1. Field
This invention relates generally to a pulsed fiber laser amplifier system and, more particularly, to a pulsed fiber laser amplifier system that employs a plurality of optical sources providing seed pulse beams at different wavelengths and a single fiber amplifier chain that amplifies all of the seed pulse beams at different time intervals, where the spaced apart amplified seed pulse beams are combined into a single pulse output beam using a spectral-temporal beam combiner.
2. Discussion
High power laser amplifiers have many applications, including industrial, commercial, military, etc. Designers of laser amplifiers are continuously investigating ways to increase the power of the laser amplifier for these applications. One known type of laser amplifier is a fiber laser amplifier that employs a doped fiber and a pump beam to generate the laser beam, where the fiber has an active core diameter of about 10-20 μm or larger.

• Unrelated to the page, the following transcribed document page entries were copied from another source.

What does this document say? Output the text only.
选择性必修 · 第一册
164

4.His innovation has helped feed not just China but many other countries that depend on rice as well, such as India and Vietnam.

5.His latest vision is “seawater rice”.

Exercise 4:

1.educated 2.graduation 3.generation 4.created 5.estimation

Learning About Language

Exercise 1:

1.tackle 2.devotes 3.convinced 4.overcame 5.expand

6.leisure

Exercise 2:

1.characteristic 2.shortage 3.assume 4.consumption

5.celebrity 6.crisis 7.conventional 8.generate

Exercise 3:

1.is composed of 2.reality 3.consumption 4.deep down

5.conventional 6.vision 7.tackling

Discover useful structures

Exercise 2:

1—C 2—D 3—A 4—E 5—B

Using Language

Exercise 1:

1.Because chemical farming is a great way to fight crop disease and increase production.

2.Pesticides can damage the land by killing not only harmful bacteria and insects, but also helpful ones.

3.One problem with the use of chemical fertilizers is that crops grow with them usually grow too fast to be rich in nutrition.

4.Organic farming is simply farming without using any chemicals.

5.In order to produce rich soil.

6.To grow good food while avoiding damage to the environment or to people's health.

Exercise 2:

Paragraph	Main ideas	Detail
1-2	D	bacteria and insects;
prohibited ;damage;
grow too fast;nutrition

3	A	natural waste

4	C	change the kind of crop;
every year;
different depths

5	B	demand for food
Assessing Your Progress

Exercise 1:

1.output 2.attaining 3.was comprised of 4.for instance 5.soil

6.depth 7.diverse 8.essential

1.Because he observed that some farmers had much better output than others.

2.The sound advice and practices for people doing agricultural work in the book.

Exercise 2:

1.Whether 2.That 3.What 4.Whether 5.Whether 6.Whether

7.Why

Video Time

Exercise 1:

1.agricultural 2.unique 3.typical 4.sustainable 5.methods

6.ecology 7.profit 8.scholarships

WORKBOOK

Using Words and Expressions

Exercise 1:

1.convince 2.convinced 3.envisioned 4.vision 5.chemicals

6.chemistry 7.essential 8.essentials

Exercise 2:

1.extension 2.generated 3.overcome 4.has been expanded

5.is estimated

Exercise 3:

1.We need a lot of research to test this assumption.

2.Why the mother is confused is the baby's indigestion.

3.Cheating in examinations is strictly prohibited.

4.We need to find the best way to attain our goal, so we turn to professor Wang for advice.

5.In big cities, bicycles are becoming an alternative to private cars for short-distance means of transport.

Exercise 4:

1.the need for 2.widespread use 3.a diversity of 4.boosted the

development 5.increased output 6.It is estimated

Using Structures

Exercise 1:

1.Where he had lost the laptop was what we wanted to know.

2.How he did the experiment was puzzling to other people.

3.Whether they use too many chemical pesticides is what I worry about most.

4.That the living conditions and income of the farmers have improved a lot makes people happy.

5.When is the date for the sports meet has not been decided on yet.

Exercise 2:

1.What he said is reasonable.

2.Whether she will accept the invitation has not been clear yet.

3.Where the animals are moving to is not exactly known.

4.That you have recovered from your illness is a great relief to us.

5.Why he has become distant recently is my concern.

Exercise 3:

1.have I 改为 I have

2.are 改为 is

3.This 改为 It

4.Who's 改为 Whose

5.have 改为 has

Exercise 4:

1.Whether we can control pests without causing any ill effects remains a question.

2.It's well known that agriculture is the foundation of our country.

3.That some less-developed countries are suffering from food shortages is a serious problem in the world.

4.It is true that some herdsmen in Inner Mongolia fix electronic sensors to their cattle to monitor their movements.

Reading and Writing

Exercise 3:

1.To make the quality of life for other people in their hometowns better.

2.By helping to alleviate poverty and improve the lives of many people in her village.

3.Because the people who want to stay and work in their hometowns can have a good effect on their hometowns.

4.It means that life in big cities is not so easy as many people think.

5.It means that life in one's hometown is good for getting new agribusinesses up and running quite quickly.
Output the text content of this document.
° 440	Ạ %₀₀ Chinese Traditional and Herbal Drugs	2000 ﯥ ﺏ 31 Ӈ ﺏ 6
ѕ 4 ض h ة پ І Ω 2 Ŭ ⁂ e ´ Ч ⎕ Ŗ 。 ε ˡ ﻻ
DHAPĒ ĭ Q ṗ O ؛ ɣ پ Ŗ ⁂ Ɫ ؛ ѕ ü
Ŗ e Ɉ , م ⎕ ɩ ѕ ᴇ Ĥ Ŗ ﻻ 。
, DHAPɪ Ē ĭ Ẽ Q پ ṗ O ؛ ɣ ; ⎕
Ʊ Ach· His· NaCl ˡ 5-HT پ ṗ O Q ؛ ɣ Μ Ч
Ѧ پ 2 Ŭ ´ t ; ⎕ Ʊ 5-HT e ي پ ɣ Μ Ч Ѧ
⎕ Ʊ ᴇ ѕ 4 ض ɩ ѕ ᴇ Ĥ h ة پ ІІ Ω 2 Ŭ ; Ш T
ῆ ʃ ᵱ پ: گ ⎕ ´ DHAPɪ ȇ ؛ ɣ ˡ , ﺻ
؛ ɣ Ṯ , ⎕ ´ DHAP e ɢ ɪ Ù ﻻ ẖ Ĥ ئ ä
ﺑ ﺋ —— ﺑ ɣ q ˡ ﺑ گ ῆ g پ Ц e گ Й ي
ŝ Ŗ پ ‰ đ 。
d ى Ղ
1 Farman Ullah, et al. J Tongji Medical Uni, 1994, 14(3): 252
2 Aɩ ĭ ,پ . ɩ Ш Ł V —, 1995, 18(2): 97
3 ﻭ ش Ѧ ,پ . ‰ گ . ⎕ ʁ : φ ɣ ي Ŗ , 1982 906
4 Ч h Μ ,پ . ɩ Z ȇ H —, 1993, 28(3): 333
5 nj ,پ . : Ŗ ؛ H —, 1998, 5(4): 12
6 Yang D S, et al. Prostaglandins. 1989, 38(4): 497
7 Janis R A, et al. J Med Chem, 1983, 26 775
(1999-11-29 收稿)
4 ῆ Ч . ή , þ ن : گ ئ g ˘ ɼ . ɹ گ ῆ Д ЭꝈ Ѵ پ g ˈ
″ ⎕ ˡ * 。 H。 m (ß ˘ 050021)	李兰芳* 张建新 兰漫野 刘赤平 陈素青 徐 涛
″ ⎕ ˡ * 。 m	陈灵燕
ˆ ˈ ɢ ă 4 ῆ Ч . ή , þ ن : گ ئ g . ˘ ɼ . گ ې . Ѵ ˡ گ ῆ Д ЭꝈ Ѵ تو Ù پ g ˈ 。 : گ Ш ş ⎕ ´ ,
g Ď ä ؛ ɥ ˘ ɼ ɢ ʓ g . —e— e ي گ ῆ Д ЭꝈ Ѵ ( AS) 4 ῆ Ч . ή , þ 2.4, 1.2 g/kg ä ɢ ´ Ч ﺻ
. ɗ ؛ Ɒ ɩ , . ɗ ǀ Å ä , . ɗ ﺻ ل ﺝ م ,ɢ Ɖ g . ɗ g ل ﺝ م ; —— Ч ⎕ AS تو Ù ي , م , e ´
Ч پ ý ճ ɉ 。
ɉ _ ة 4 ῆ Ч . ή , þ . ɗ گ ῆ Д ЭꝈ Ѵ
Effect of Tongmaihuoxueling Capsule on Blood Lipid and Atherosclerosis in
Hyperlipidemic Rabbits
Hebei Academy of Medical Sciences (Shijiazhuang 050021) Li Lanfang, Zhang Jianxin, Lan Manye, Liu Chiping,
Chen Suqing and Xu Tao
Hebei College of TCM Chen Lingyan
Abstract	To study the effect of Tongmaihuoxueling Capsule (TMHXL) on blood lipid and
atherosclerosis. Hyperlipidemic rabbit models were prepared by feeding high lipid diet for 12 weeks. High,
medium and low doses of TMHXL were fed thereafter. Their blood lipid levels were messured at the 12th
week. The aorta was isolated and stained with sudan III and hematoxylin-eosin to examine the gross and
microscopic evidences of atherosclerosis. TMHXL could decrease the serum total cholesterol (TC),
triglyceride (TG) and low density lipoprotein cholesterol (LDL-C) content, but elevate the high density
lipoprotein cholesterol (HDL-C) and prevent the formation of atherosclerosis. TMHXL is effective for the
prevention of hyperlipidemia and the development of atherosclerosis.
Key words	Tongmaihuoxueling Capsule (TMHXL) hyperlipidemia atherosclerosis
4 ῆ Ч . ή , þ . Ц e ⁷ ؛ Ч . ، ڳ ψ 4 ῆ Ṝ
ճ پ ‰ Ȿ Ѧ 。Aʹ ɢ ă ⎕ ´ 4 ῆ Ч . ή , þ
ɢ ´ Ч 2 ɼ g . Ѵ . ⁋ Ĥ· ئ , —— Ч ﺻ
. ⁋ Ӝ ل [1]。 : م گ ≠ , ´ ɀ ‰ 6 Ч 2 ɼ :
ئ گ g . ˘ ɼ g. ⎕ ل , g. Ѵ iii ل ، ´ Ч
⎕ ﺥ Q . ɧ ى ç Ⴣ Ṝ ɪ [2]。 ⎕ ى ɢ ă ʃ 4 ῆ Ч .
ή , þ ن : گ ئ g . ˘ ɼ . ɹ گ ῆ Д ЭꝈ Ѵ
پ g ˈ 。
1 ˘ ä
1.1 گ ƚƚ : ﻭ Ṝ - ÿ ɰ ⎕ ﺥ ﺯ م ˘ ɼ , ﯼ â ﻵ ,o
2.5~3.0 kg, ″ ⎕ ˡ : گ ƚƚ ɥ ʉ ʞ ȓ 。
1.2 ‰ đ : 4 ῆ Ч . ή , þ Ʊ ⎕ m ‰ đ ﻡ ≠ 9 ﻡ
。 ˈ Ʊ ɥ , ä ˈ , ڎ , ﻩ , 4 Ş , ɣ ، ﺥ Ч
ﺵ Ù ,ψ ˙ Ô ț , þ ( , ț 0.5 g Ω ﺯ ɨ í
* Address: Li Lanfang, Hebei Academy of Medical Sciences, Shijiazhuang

Improvements in fiber laser amplifier designs have increased the output power of the fiber to approach its theoretical power and beam quality limit. To further increase the output power of a fiber amplifier some fiber laser systems employ multiple fiber lasers that combine the fiber beams in some fashion to generate higher powers. A design challenge for fiber laser amplifier systems of this type is to combine the beams from a plurality of fibers in a coherent manner so that the beams provide a single beam output having a uniform phase over the beam diameter such that the beam can be focused to a small focal spot. Focusing the combined beam to a small spot at a long distance (far-field) defines the beam quality of the beam, where the more the more uniform the combined phase front the better the beam quality.
In one known multiple fiber amplifier design, a master oscillator (MO) generates a signal beam that is split into a plurality of fiber beams each having a common wavelength where each fiber beam is amplified. The amplified fiber beams are then collimated and directed to a diffractive optical element (DOE) that combines the coherent fiber beams into a signal output beam. The DOE has a periodic structure formed into the element so that when the individual fiber beams each having a slightly different angular direction are redirected by the periodic structure all of the beams diffract from the DOE in the same direction. Each fiber beam is provided to a phase modulator that controls the phase of the beam so that the phase of all the fiber beams is maintained coherent. However, limitations on bandwidth and phasing errors limits the number of fiber beams that can be coherently combined, thus limiting the output power of the laser.
To overcome these limitations and further increase the laser power, multiple master oscillators are provided to generate signal beams at different wavelengths, where each of the individual wavelength signal beams are split into a number of fiber beams and where each group of fiber beams has the same wavelength and are mutually coherent. Each group of the coherent fiber beams at a respective wavelength are first coherently combined by a DOE, and then each group of coherently combined beams are directed to a spectral beam combination (SBC) grating at slightly different angles that diffracts the beams in the same direction as a single combined beam of multiple wavelengths. The SBC grating also includes a periodic structure for combining the beams at the different wavelengths.
One specific application for fiber laser amplifiers is for 3-D Ladar range finding of objects that may be at a considerable distance. Laser beam pulses emitted by the fiber laser amplifier are reflected off of the object being targeted, and the reflected pulses from the object are collected by a receiver that includes, for example, an avalanche diode charge coupled device (CCD) array that provides both temporal and spatial imaging of the object to provide range information. By employing pulse widths of about 1 ns, images of the object can be achieved with a spatial resolution of inches at a range of 100 kilometers or more, thus providing a usable system for both terrestrial and space applications.
For certain fiber laser range finder systems, the fiber amplifiers operate in the <200 kHz range, where the energy storage capability and hence the average power capability of the fiber is limited because of peak power limitations. Typical large core fibers, i.e., 40 μm, often employed for these applications can store energies of about 2.5 mJ/pulse, but are limited to about 250 μJ/pulse at 1 ns pulse width by nonlinearities, such as self-phase modulation, in the fiber, which broadens the beam spectrum beyond what is usable for many applications. Further, these applications often require electrically efficient compact laser sources in the 200 W average power range. Such amplifier systems require pulse energies of 5 mJ/pulse, 0.5-1 ns pulse widths, and are limited to repetition rates of less than 40 kHz by a single photon counter detector readout electronic rate and require laser spectral bandwidths less than 1 nm so that the receiver can discriminate against solar background effects.
The pulse energies referred to above for laser range finding applications cannot be achieved using a single fiber amplifier chain because of the material limitations of the fiber. In order to obtain the desired power for these applications a number of fiber amplifier chains operating at different wavelengths are typically employed, where the fiber beam from each fiber amplifier chain is combined by, for example, a spectral beam combiner to provide a single pulse overlapped output beam at the desired power level. However, providing many fiber chains to provide the desired power significantly increases the complexity of the system, the cost of the system and the ability to package the system in a reasonable manner.